Подоспевший Гоша огрел её по спине. Миля схватилась за сумку: «Брось его! Брось!»

Женщина стояла, как вкопанная, не в силах разогнуться. Тщетно она пыталась отцепиться от меня. Залилась слезами и взмолилась о пощаде – на чистом русском. Я ослабил хватку, и Миля аккуратно вытащила когти из пазов. Не сказав ни слова, она обняла меня и разрыдалась, а цыганка, хромая и ругаясь, ускользнула прочь.

***

«Я дома, – Миля отзвонилась сестрёнке, – не переживай».

«Переживаю, – голос Лёли дрогнул, – может, всё-таки к нам?»

Окинув взглядом пустую комнату, Миля вздохнула: «Да ладно тебе».

Положив трубку, опустилась на кровать без сил. Тут же, не вставая, приглашающе похлопала ладошкой: прыгай. «Облачко, прости меня», – залилась горючими слезами. Я сделал нежный кусь: она ойкнула, но повеселела.

В квартире было совсем пусто. Всё, что мы имели – это кровать, пусть и королевских размеров. Спать без одеяла оказалось совсем не комфортно. Обнимаясь, мы пытались согреться – почти получилось.

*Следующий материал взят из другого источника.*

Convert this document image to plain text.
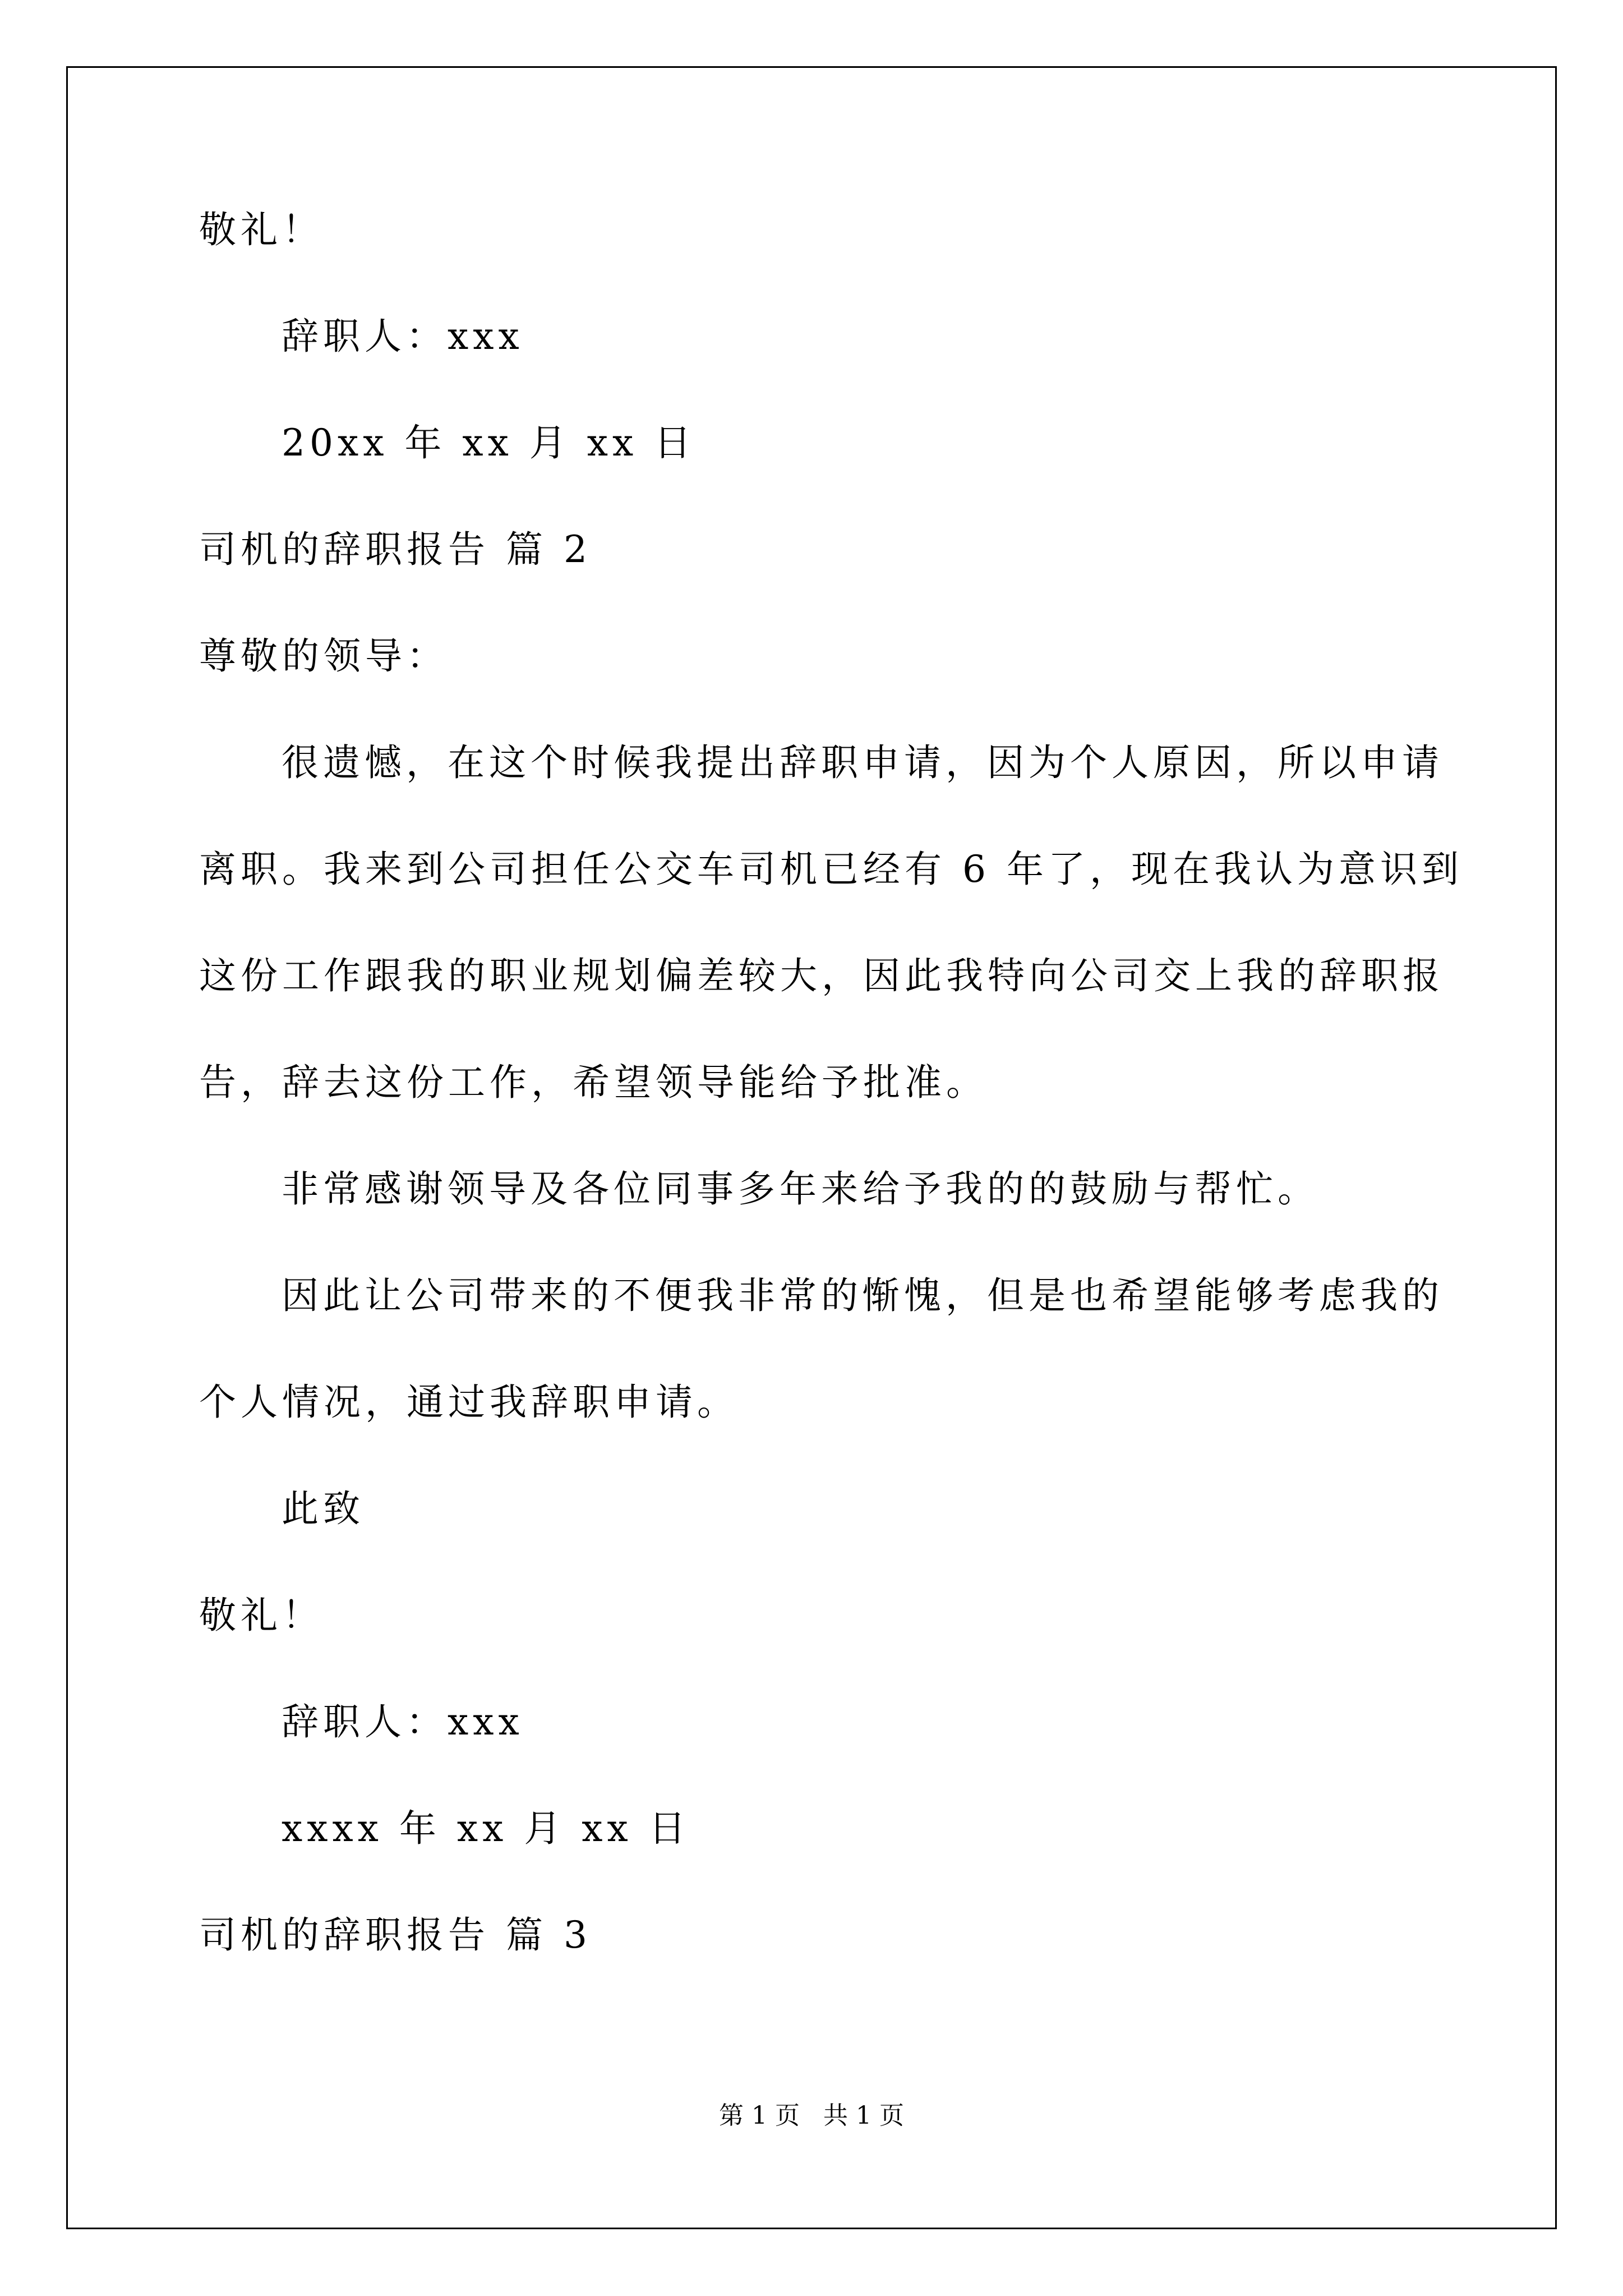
敬礼！
辞职人：xxx
20xx 年 xx 月 xx 日
司机的辞职报告 篇 2
尊敬的领导：
很遗憾，在这个时候我提出辞职申请，因为个人原因，所以申请
离职。我来到公司担任公交车司机已经有 6 年了，现在我认为意识到
这份工作跟我的职业规划偏差较大，因此我特向公司交上我的辞职报
告，辞去这份工作，希望领导能给予批准。
非常感谢领导及各位同事多年来给予我的的鼓励与帮忙。
因此让公司带来的不便我非常的惭愧，但是也希望能够考虑我的
个人情况，通过我辞职申请。
此致
敬礼！
辞职人：xxx
xxxx 年 xx 月 xx 日
司机的辞职报告 篇 3
第 1 页   共 1 页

Кондиционер гудел, набирая обороты: он не мог прогреть сам себя, не то, что комнату.

«Может, у меня температура?» – Миля хваталась за градусник.

Но нет, это был просто был холод, собачий холод.

С кухни доносился страшный, сатанинский гул: это холодильник заводил свою шарманку. Подхваченный эхом, звук умножался в сто крат. Казалось, что в гнетущей пустоте бушует стая призраков: бьёт посуду, роняет вещи, стучит по трубам. Гогоча, открывает шипящие краны. Остервенело сыпется штукатурка, стёкла трещат, как в последнюю дрожь Земли.

Господи помилуй! А это ещё что? Вы тоже это слышали?

Зашуршал подол длинной юбки. Ехидный смех. Тс-с!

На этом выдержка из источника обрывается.